I don't have a writing routine and I no longer feel guilty about it
I’ve always envied writers who can wake up every morning and churn out twenty pages without fail. They have a set routine and stick to it, despite whatever else is going on in their lives. I am the sort of writer who, outside of the classroom or workshop, writes only when the mood hits. I hate how pretentious this might come off, but as a poet, I reject the notion that writing should be mechanical. I want it to be romantic and carefree. I want to sit in a cottage in the middle of the mountains and look out the window until a strange bird flies by or snow begins to fall, unexpectedly. I want to have those moments where a poem or a story come to me when I am in search of everything else.
Of course, that’s unrealistic.
Writing is work. It’s agonizing over a line you hate but aren’t sure why you hate it. It’s rewriting a scene in a story from three different perspectives, none of them satisfactory. It’s fighting an internal battle with yourself about whose story you’re telling and why, in a lot of ways, it is somehow always your own.

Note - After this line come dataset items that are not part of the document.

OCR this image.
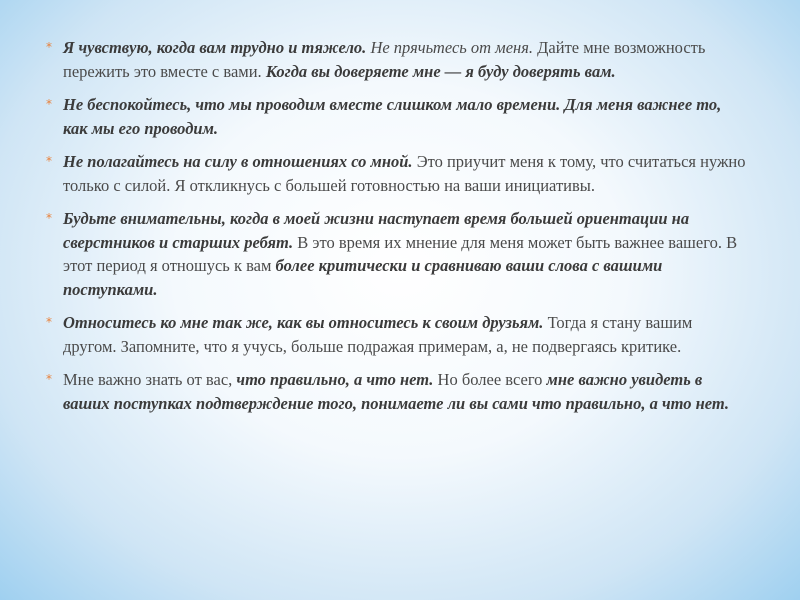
* Я чувствую, когда вам трудно и тяжело. Не прячьтесь от меня. Дайте мне возможность пережить это вместе с вами. Когда вы доверяете мне — я буду доверять вам.

* Не беспокойтесь, что мы проводим вместе слишком мало времени. Для меня важнее то, как мы его проводим.

* Не полагайтесь на силу в отношениях со мной. Это приучит меня к тому, что считаться нужно только с силой. Я откликнусь с большей готовностью на ваши инициативы.

* Будьте внимательны, когда в моей жизни наступает время большей ориентации на сверстников и старших ребят. В это время их мнение для меня может быть важнее вашего. В этот период я отношусь к вам более критически и сравниваю ваши слова с вашими поступками.

* Относитесь ко мне так же, как вы относитесь к своим друзьям. Тогда я стану вашим другом. Запомните, что я учусь, больше подражая примерам, а, не подвергаясь критике.

* Мне важно знать от вас, что правильно, а что нет. Но более всего мне важно увидеть в ваших поступках подтверждение того, понимаете ли вы сами что правильно, а что нет.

When I was doing my MFA in Boston, my classmates often talked about their writing routines and the number of novels they’d written or the many stories they’d published. And I was surprised every time. How can someone so young write so much, I wondered. For me, it is not simply a matter of quantity. I am convinced that nothing I write is good enough, so I am slow to produce. Because of this, I am also burdened by the need to write only perfect stories and perfect poems. I am aware, of course, that an imperfect being cannot produce a perfect product. This does not stop my mind from telling me, incessantly, that I must be perfect, anyway.
But every now and then I come across writers who do not have these established routines, writers who seem to, like me, write whenever the muse strikes.
I love the sentiment that bell hooks describes in the beginning of the essay, Women Artists: The Creative Process:
“I am a girl who dreams of leisure, always have. Reverie has always been necessary to my existence. I have needed long hours where I am stretched out, wearing silks, satins, and cashmeres, just alone with myself, embraced by the beauty around me. When I have adorned myself just so, I am ready for the awesome task of just lingering…”
I find this notion so relatable because I believe the best writing comes when we are simply living. When I lived in Boston, it was easy to find poems everywhere. When I took the train or walked through the city or sat in coffee shops, everything was a potential story. I strongly believe that the environment you’re in can either make or break your life as a writer. Place is not just setting in our stories; it is also a character.
There are times, of course, when I can sit down and maintain a somewhat disciplined practice. I write for a couple of hours at a time even when I don’t want to. I am always writing something, whether it’s in my journal or taking notes on a lecture or jotting down something I heard on a podcast. I am just not always writing the things I want to write. But I am learning to stop feeling guilty about this. If bell hooks can linger, then I give myself permission to as well.
I don’t know if I will ever have a writing routine. My process is to wait. To linger. To talk long walks and marvel at the sky and sit in busy cafes. To wash the dishes. To read good books. To research facts about birds and clouds. My process is to live and trust that the writing will come. It always does.